The Rice Millers Association of Ghana has expressed its disappointment over government’s failure to exclude rice from the recently reversed 50% benchmark value reduction policy

The association had long advocated a reversal of the policy saying such a move will help in improving the fortunes of the local rice industry.

According to the Rice Millers Association, the implementation of the 50% benchmark policy over the last two years has led to the shutdown of most local rice mills. They contend that those in operation are also producing at less than half their capacity.


The benchmark value reduction policy was introduced in 2019, to among other things reduce smuggling at the ports and shore up government revenue.

Following agitations from a section of the business community, the government recently reversed the policy. The claim was that the benchmark policy rendered imported goods cheaper than those produced locally.

All items under the 32 categories currently enjoying port clearing discounts will no longer enjoy that special dispensation.

The items include sugar, noodles, palm oil, roofing sheets, toilet paper, facial tissue and towel, chocolates, Portland cement, clinker and mosquito coil. Other items include vehicles, ceramic tiles, aluminium products, cartons, textiles, fruit juices, among others.

In a Citi Business News interview, Convener of the Rice Millers Association, Yaw Adu Poku said the government should do all it can to support the local rice industry.

“We fought a good fight, not because of our selfish interest; we fought for the good of all.  Now when the list came, rice has been taken out, rice is not part of the benchmark recipients and we are wondering how it came about because rice was number two on the list, first was sugar, the second was rice and I want to believe that until it got to GRA rice was still on the list, now we can’t find where rice is and I am very disappointed. We are hoping that this is not a deliberate situation, that it is an oversight; if it is deliberate then we have done the whole nation wrong” Yaw Adu Poku said.

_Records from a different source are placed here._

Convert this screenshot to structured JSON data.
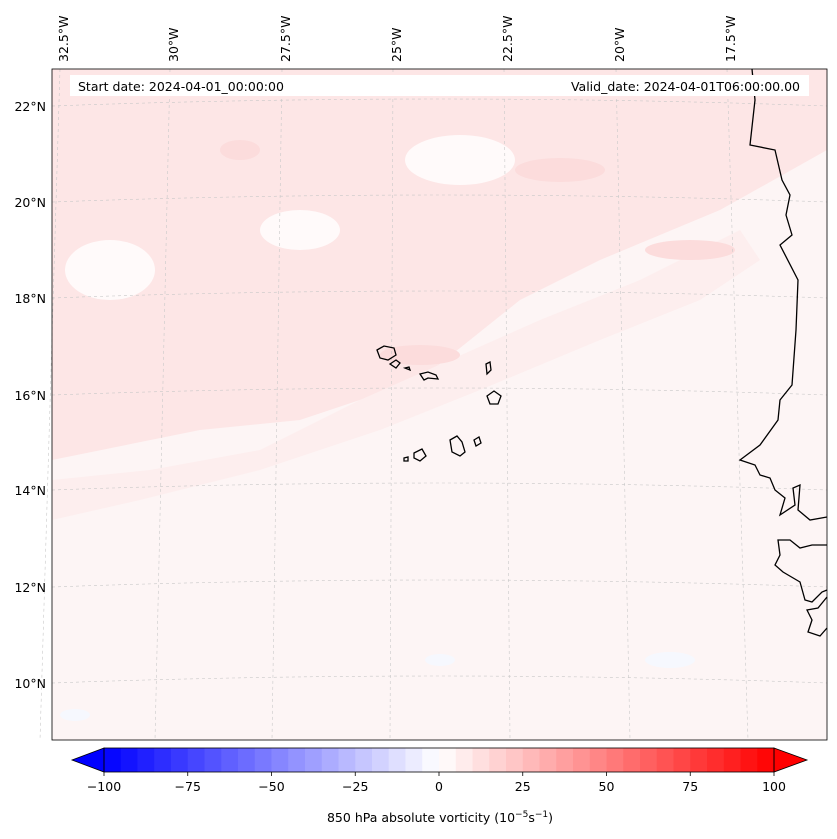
{
  "map": {
    "start_date": "Start date: 2024-04-01_00:00:00",
    "valid_date": "Valid_date: 2024-04-01T06:00:00.00",
    "lon_labels": [
      "32.5°W",
      "30°W",
      "27.5°W",
      "25°W",
      "22.5°W",
      "20°W",
      "17.5°W"
    ],
    "lat_labels": [
      "22°N",
      "20°N",
      "18°N",
      "16°N",
      "14°N",
      "12°N",
      "10°N"
    ],
    "field_color": "#fdf3f3",
    "coastline_color": "#000000",
    "gridline_color": "#c8c8c8"
  },
  "colorbar": {
    "ticks": [
      "−100",
      "−75",
      "−50",
      "−25",
      "0",
      "25",
      "50",
      "75",
      "100"
    ],
    "label_main": "850 hPa absolute vorticity (10",
    "label_exp1": "−5",
    "label_mid": "s",
    "label_exp2": "−1",
    "label_end": ")",
    "min_color": "#0000ff",
    "mid_color": "#ffffff",
    "max_color": "#ff0000",
    "levels": 40
  }
}
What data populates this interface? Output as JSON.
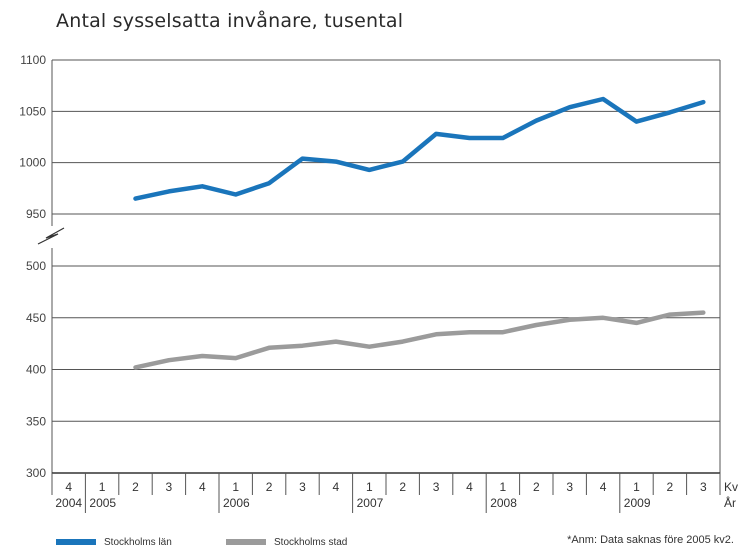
{
  "title": "Antal sysselsatta invånare, tusental",
  "chart_data": {
    "type": "line",
    "title": "Antal sysselsatta invånare, tusental",
    "ylabel": "",
    "xlabel": "",
    "ylim": [
      300,
      1100
    ],
    "axis_break": {
      "between": [
        500,
        950
      ]
    },
    "y_ticks": [
      "1100",
      "1050",
      "1000",
      "950",
      "500",
      "450",
      "400",
      "350",
      "300"
    ],
    "x_axis_labels": {
      "quarter": "Kv",
      "year": "År"
    },
    "quarters": [
      "4",
      "1",
      "2",
      "3",
      "4",
      "1",
      "2",
      "3",
      "4",
      "1",
      "2",
      "3",
      "4",
      "1",
      "2",
      "3",
      "4",
      "1",
      "2",
      "3"
    ],
    "years": [
      {
        "label": "2004",
        "start": 0
      },
      {
        "label": "2005",
        "start": 1
      },
      {
        "label": "2006",
        "start": 5
      },
      {
        "label": "2007",
        "start": 9
      },
      {
        "label": "2008",
        "start": 13
      },
      {
        "label": "2009",
        "start": 17
      }
    ],
    "series": [
      {
        "name": "Stockholms län",
        "color": "#1a75bb",
        "start_index": 2,
        "values": [
          965,
          972,
          977,
          969,
          980,
          1004,
          1001,
          993,
          1001,
          1028,
          1024,
          1024,
          1041,
          1054,
          1062,
          1040,
          1049,
          1059
        ]
      },
      {
        "name": "Stockholms stad",
        "color": "#9b9b9b",
        "start_index": 2,
        "values": [
          402,
          409,
          413,
          411,
          421,
          423,
          427,
          422,
          427,
          434,
          436,
          436,
          443,
          448,
          450,
          445,
          453,
          455
        ]
      }
    ],
    "grid": true,
    "legend_position": "bottom-left"
  },
  "legend": {
    "items": [
      {
        "label": "Stockholms län",
        "color": "#1a75bb"
      },
      {
        "label": "Stockholms stad",
        "color": "#9b9b9b"
      }
    ]
  },
  "note": "*Anm: Data saknas före 2005 kv2."
}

“We are not saying that government should feed us, no we are saying that government should enable rice millers to be able to meet the volumes that are demanded by the consuming public and once that is done, it means that rice farms are going to expand and that means a lot of people will go into rice farming and then we cut down on unemployment, this is what we are trying to get the government to appreciate” Adu Poku further explained.